Self-Sign Your Application

If it is not possible for you to send your application to GE Digital for cryptographic signing, you can obtain your own keys to self-sign the application.

Note: Self-signing production applications is not recommended for the following reasons:
  • All third-party signed keys are allowed when allow-third-party-apps is enabled. No mechanism exists to limit signed application verification to any particular third-party key. This allows Company A applications signed with a Company A key to pass verification in Company B’s environment, if Company B enables allow-third-party-apps.
  • Third-party applications are not subject to the same security verification and rigor that current GE Digital-signed Edge applications undergo when submitted to the current GE Digital application signing process.

Before you begin

To obtain your own signing keys, download the signing utility from https://github.build.ge.com/EdgeSecurity/edge-app-tools and run it as follows:
git clone https://github.build.ge.com/EdgeSecurity/edge-app-tools.git
cd edge-app-tools
chmod a+x ./signing-util
signing_util gen_key -n my_dev_key
This will create two files:
  • my_dev_key
  • my_dev_key.pub
It is imperative that my_dev_key be kept secret and not be shared outside your organization. The file my_dev_key.pub should be sent to [email protected]. The signing utility can be used to generate the requisite information to be sent via e-mail:
signing_util key_info -n my_dev_key
To request a signature for this key, please e-mail the following information to [email protected]

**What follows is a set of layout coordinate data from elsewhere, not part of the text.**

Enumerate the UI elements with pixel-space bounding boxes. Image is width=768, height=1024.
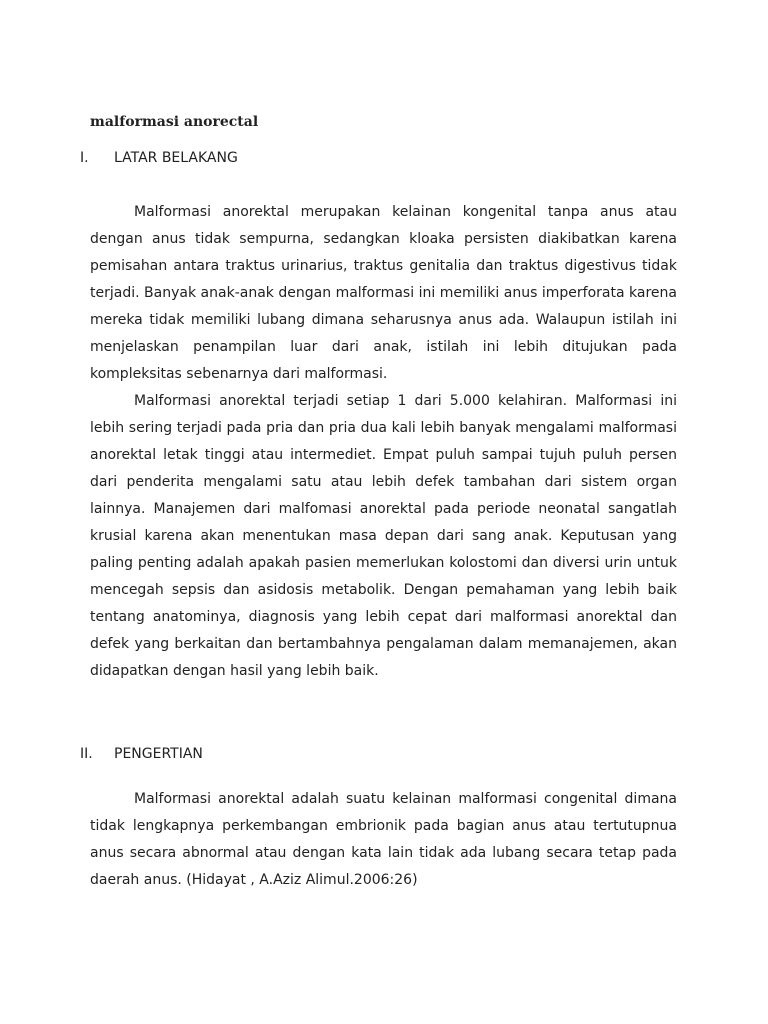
paragraph-pengertian-1: Malformasi anorektal adalah suatu kelainan malformasi congenital dimana tidak lengkapnya perkembangan embrionik pada bagian anus atau tertutupnua anus secara abnormal atau dengan kata lain tidak ada lubang secara tetap pada daerah anus. (Hidayat , A.Aziz Alimul.2006:26) [90, 791, 677, 888]
section-title: LATAR BELAKANG [114, 150, 238, 166]
section-title: PENGERTIAN [114, 746, 203, 762]
paragraph-latar-belakang-2: Malformasi anorektal terjadi setiap 1 dari 5.000 kelahiran. Malformasi ini lebih sering terjadi pada pria dan pria dua kali lebih banyak mengalami malformasi anorektal letak tinggi atau intermediet. Empat puluh sampai tujuh puluh persen dari penderita mengalami satu atau lebih defek tambahan dari sistem organ lainnya. Manajemen dari malfomasi anorektal pada periode neonatal sangatlah krusial karena akan menentukan masa depan dari sang anak. Keputusan yang paling penting adalah apakah pasien memerlukan kolostomi dan diversi urin untuk mencegah sepsis dan asidosis metabolik. Dengan pemahaman yang lebih baik tentang anatominya, diagnosis yang lebih cepat dari malformasi anorektal dan defek yang berkaitan dan bertambahnya pengalaman dalam memanajemen, akan didapatkan dengan hasil yang lebih baik. [90, 393, 677, 679]
section-heading-latar-belakang [80, 148, 238, 168]
section-heading-pengertian [80, 744, 203, 764]
document-title: malformasi anorectal [90, 114, 259, 130]
paragraph-latar-belakang-1: Malformasi anorektal merupakan kelainan kongenital tanpa anus atau dengan anus tidak sempurna, sedangkan kloaka persisten diakibatkan karena pemisahan antara traktus urinarius, traktus genitalia dan traktus digestivus tidak terjadi. Banyak anak-anak dengan malformasi ini memiliki anus imperforata karena mereka tidak memiliki lubang dimana seharusnya anus ada. Walaupun istilah ini menjelaskan penampilan luar dari anak, istilah ini lebih ditujukan pada kompleksitas sebenarnya dari malformasi. [90, 204, 677, 382]
section-number: II. [80, 746, 93, 762]
section-number: I. [80, 150, 89, 166]
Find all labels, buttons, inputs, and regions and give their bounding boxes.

Key Owner: PLEASE INSERT YOUR NAME AND EMAIL ADDRESS HERE
Key Name: my_dev_key
Key Hash: 165a6e50b0c733aa9314fa154fe5f06f95342aad95c284ce7ccc90123f32a310218fb6d3349d347be5bc6a045e61cd735d2cbedbc858b75d1750781a84b7bc38

-----BEGIN PUBLIC KEY-----
MHYwEAYHKoZIzj0CAQYFK4EEACIDYgAE5evAX2M4xplIhv0jKtnP8miqC3qxGzYC
WxO1BpEA/PDfhxrexbVE6en2+u5jfUTIUfx46b0qTCeBqd6XhyTFEzPH64ti3AfG
F/RgBI0qMLAuX8tJcEjki4PF1rzkyesW
-----END PUBLIC KEY-----

Requests to [email protected] will be processed between 9 a.m. and 5 p.m. (Pacific Standard Time) and may take up to five business days to complete.

In response to your request, you will receive an e-mail with an attachment called my_dev_key.pub.sig. This signature file is required for signing applications and must be saved in the same location as my_dev_key.pub.

Now that you have obtained your own keys, you can sign your application.

Procedure

  1. Write your application's docker-compose.yml file.
  2. Use validation utility: edge-app-compose -i docker-compose.yml
  3. Review the results and fix any validation errors.
  4. Sign it via: signing-util sign_app -p my_app.tgz -x my_app_signed.tgz -s /home/j/my_key -t
  5. Distribute my_app_signed.tgz to your customers.
  6. Inform your customers that they must set ‘allow-third-party-apps’ to ‘on’ via edge-manager in order to deploy their application.

What to do next

By default, self-signed applications will not work on Predix Edge OS deployments. Customers must configure their Predix Edge device(s) to accept third-party signatures.